If you have any issue with that, please post a mail on the users mailing list.

Thanks,

Eric.

PS: you can also use ScalaTest and ScalaCheck from specs if you want to access some of these libraries features.

3
votes

To answer my own question: It appears that the JUnit4Runner package located here provides the necessary glue to integrate ScalaTest's full functionality with Maven. Also, rumor has it that the next version of ScalaTest will include something like this.

1
votes

There are some useful unit test suit for Scala: ScalaCheck ScalaCheck is a Scala implementation of the QuickCheck library for Haskell. It tries to keep the look and feel of QuickCheck as much as possible, while being open for improvements and extensions that can ease the task of property-based, randomized testing of Scala programs. Team: Rickard Nilsson. Requires: Scala 2.6.0 or newer. Documentation: User's Guide.

Rehersal Rehersal is a testing framework for Scala, intended as an easier-to-use replacement for SUnit in the standard library. Team: Raphael Cohn.

ScalaTest ScalaTest is a free, open-source testing tool for Scala and Java programmers. It is written in Scala, and enables you to write tests in Scala to test either Scala or Java code. It is released under the Apache 2.0 open source license. Team: Bill Venners.

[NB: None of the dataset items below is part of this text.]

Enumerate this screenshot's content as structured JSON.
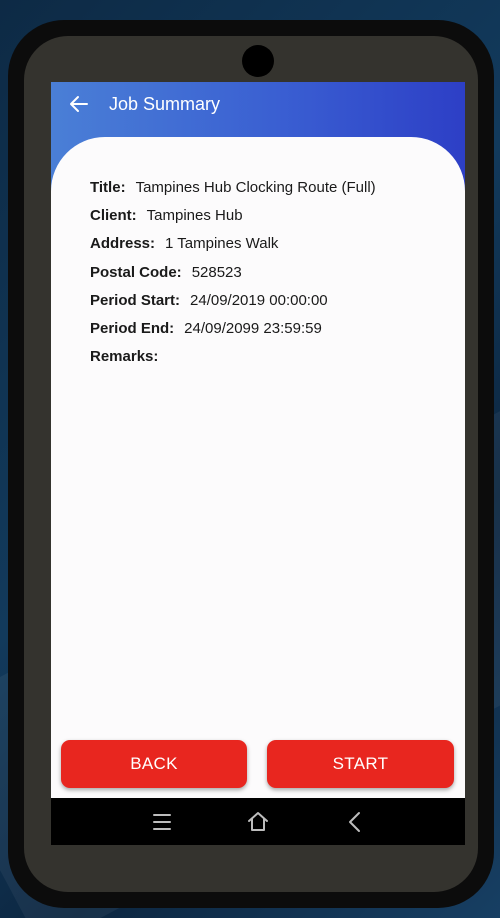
{
  "appbar": {
    "title": "Job Summary"
  },
  "job": {
    "fields": [
      {
        "label": "Title:",
        "value": "Tampines Hub Clocking Route (Full)"
      },
      {
        "label": "Client:",
        "value": "Tampines Hub"
      },
      {
        "label": "Address:",
        "value": "1 Tampines Walk"
      },
      {
        "label": "Postal Code:",
        "value": "528523"
      },
      {
        "label": "Period Start:",
        "value": "24/09/2019 00:00:00"
      },
      {
        "label": "Period End:",
        "value": "24/09/2099 23:59:59"
      },
      {
        "label": "Remarks:",
        "value": ""
      }
    ]
  },
  "buttons": {
    "back_label": "BACK",
    "start_label": "START"
  },
  "colors": {
    "appbar_start": "#4a7fd6",
    "appbar_end": "#2d3fc6",
    "button": "#e8261f",
    "phone_body": "#34332e"
  },
  "icons": {
    "back": "arrow-left-icon",
    "nav_menu": "menu-icon",
    "nav_home": "home-icon",
    "nav_back": "chevron-left-icon"
  }
}
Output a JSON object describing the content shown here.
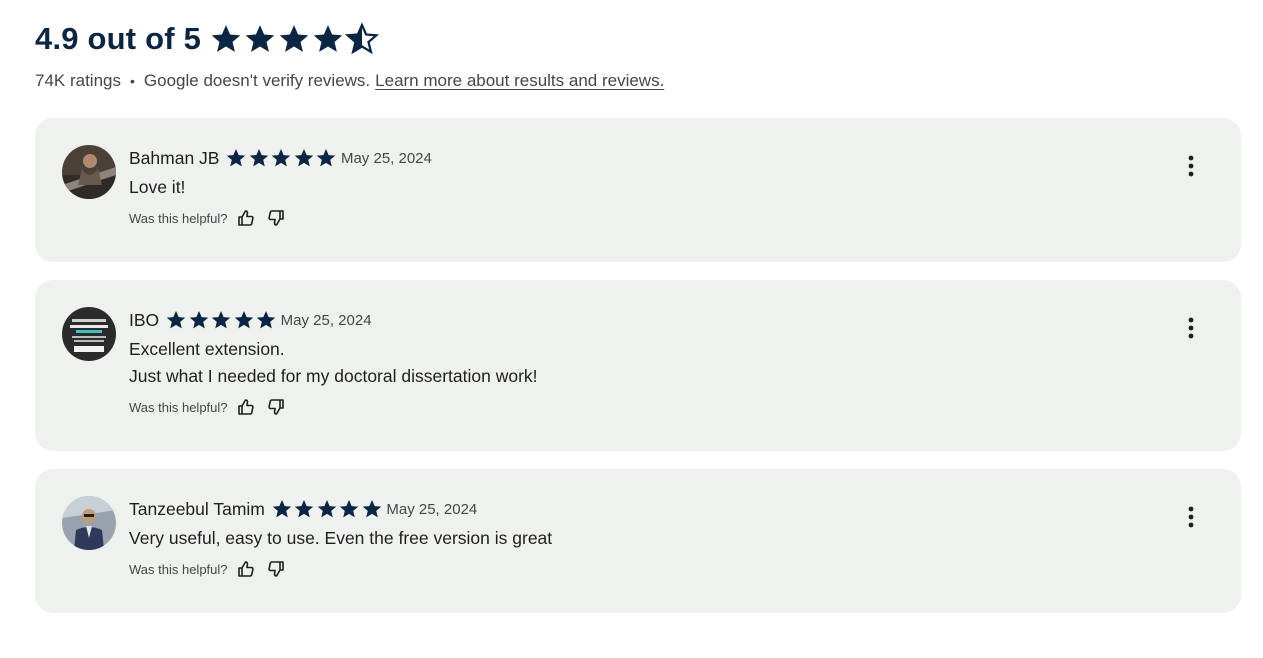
{
  "summary": {
    "rating_title": "4.9 out of 5",
    "rating_value": 4.9,
    "ratings_count": "74K ratings",
    "separator": "•",
    "disclaimer": "Google doesn't verify reviews.",
    "learn_more": "Learn more about results and reviews."
  },
  "colors": {
    "star": "#0b2545",
    "card_bg": "#eff1ee",
    "muted_text": "#444746"
  },
  "reviews": [
    {
      "name": "Bahman JB",
      "stars": 5,
      "date": "May 25, 2024",
      "lines": [
        "Love it!"
      ],
      "helpful_label": "Was this helpful?"
    },
    {
      "name": "IBO",
      "stars": 5,
      "date": "May 25, 2024",
      "lines": [
        "Excellent extension.",
        "Just what I needed for my doctoral dissertation work!"
      ],
      "helpful_label": "Was this helpful?"
    },
    {
      "name": "Tanzeebul Tamim",
      "stars": 5,
      "date": "May 25, 2024",
      "lines": [
        "Very useful, easy to use. Even the free version is great"
      ],
      "helpful_label": "Was this helpful?"
    }
  ],
  "icons": {
    "star": "star-icon",
    "thumb_up": "thumb-up-icon",
    "thumb_down": "thumb-down-icon",
    "more": "more-vert-icon"
  }
}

Scala Specs Specs is a Behaviour-Driven-Design framework that provides: a simple and typed language to create specifications; matchers to specify code properties; integration with JUnit, Scalacheck, and jMock2; a pattern-like matcher; possibilities to structure and compose specifications, and to reuse examples across specs; data tables to group several data examples at once. Team: Eric Torreborre, David Bernard, Jorge Ortiz.